In order to carry out the plan which the good Major Grout had put into my head, I straightaway announced to Madame Boisvain that I would be leaving first thing in the morning to stay with friends in the country. We were still standing in the hall and we had just completed the handshakes. “But Monsieur Oswald, you have only this minute arrived!” the good lady cried.
“I believe my father has paid you six months in advance,” I said. “If I am not here, you will save money on food.”
Arithmetic like that will mollify the heart of any landlady in France, and Madame Boisvain made no further protest. At seven p.m. we sat down to the evening meal. It was boiled tripe with onions. This I consider to be the second most repulsive dish in the entire world. The most repulsive dish is something that is eaten with gusto by jackaroos on sheep stations in Australia. These jackaroos– and I might as well tell you about it so that you can avoid it if ever you should go that way–these jackaroos or sheep cowboys invariably castrate their male lambs in the following barbaric manner: two of them hold the creature upside down by its fore and hind legs. A third fellow slits the scrotum and squeezes the testicles outside the sac. He then bends forward and takes the testicles in his mouth. He closes his teeth on them and jerks them free from the unfortunate animal and spits this nauseating mouthful into a basin. It’s no good you telling me these things don’t happen because they do. I saw it all last year with my own eyes on a station near Cowra in New South Wales. And these idiots went on to inform me with pride that three competent jackaroos could castrate sixty lambs in sixty minutes and go on doing it all day long. A little jaw ache was all one got, they said, but it was well worth it because the rewards were great.
“What rewards?”
“Ah ha,” they said, “you just wait!” And in the evening I had to stand and watch while they fried the spoils in a pan with mutton fat over a wood fire. This gastronomic miracle is, I can assure you, the most revolting, the toughest, the most nauseating dish it is possible to imagine. Boiled tripe comes second.
I keep digressing. I must get on. We are still in the Boisvain household having boiled tripe for supper. Monsieur B went into ecstasies over the stuff, making loud sucking noises and smacking his lips and shouting “Délicieux! Ravissant! Formidable! Merveilleux!” with every mouthful. And then, when he had finished–would horrors never cease?–he calmly removed his entire set of false teeth and rinsed them in his fingerbowl.

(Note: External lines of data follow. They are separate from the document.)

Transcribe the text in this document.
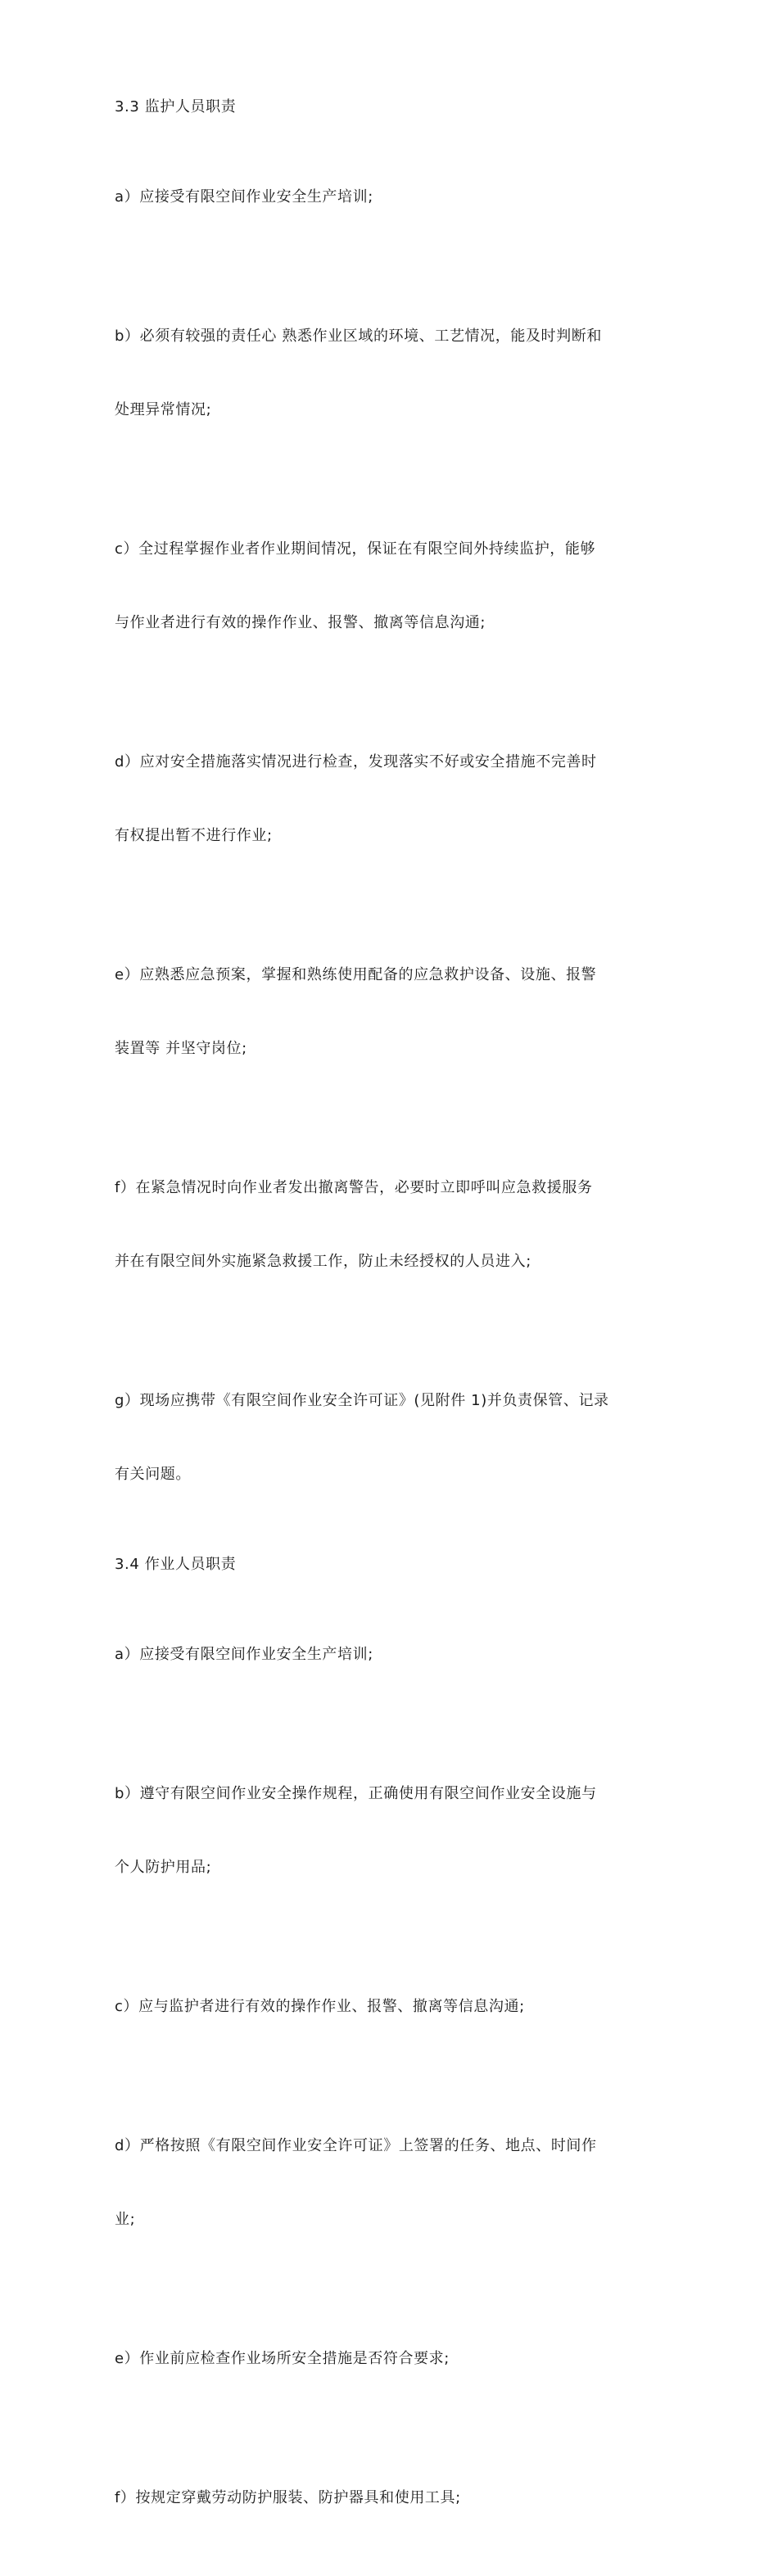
3.3 监护人员职责

a）应接受有限空间作业安全生产培训;

b）必须有较强的责任心 熟悉作业区域的环境、工艺情况，能及时判断和

处理异常情况;

c）全过程掌握作业者作业期间情况，保证在有限空间外持续监护，能够

与作业者进行有效的操作作业、报警、撤离等信息沟通;

d）应对安全措施落实情况进行检查，发现落实不好或安全措施不完善时

有权提出暂不进行作业;

e）应熟悉应急预案，掌握和熟练使用配备的应急救护设备、设施、报警

装置等 并坚守岗位;

f）在紧急情况时向作业者发出撤离警告，必要时立即呼叫应急救援服务

并在有限空间外实施紧急救援工作，防止未经授权的人员进入;

g）现场应携带《有限空间作业安全许可证》(见附件 1)并负责保管、记录

有关问题。

3.4 作业人员职责

a）应接受有限空间作业安全生产培训;

b）遵守有限空间作业安全操作规程，正确使用有限空间作业安全设施与

个人防护用品;

c）应与监护者进行有效的操作作业、报警、撤离等信息沟通;

d）严格按照《有限空间作业安全许可证》上签署的任务、地点、时间作

业;

e）作业前应检查作业场所安全措施是否符合要求;

f）按规定穿戴劳动防护服装、防护器具和使用工具;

At midnight, when Monsieur and Madame B were well asleep, I slipped along the corridor and entered the bedroom of Mademoiselle Nicole. She was tucked up in an enormous bed and there was a candle burning on the table beside her. She received me, oddly enough, with a formal French handshake, but I can assure you there was nothing formal about what followed after that. I do not intend to dwell upon this little episode. It has nothing at all to do with the main part of my story. Let me just say that every rumour I had ever heard about the girls of Paris was substantiated during those few hours I spent with Mademoiselle Nicole. She made the glacial London débutantes seem like so many slabs of petrified wood. She went for me like a mongoose for a cobra. She suddenly had ten pairs of hands and half a dozen mouths. She was a contortionist to boot, and more than once, amidst the whirring of limbs, I caught a glimpse of her ankles locked around the back of her neck. The girl was putting me through the wringer. She was stretching me beyond the point of endurance. I was not really ready at my age for such a severe examination as this, and after an hour or so of unremitting activity, I began to hallucinate and I remember imagining that my entire body was one long well-lubricated piston sliding smoothly back and forth within a cylinder whose walls were made of the smoothest steel. God only knows how long it went on, but at the end of it all I was suddenly brought back to my senses by the sound of a deep calm voice saying, “Very well, monsieur, that will do for the first lesson. I think, though, that it will be a long time before you get out of the kindergarten.”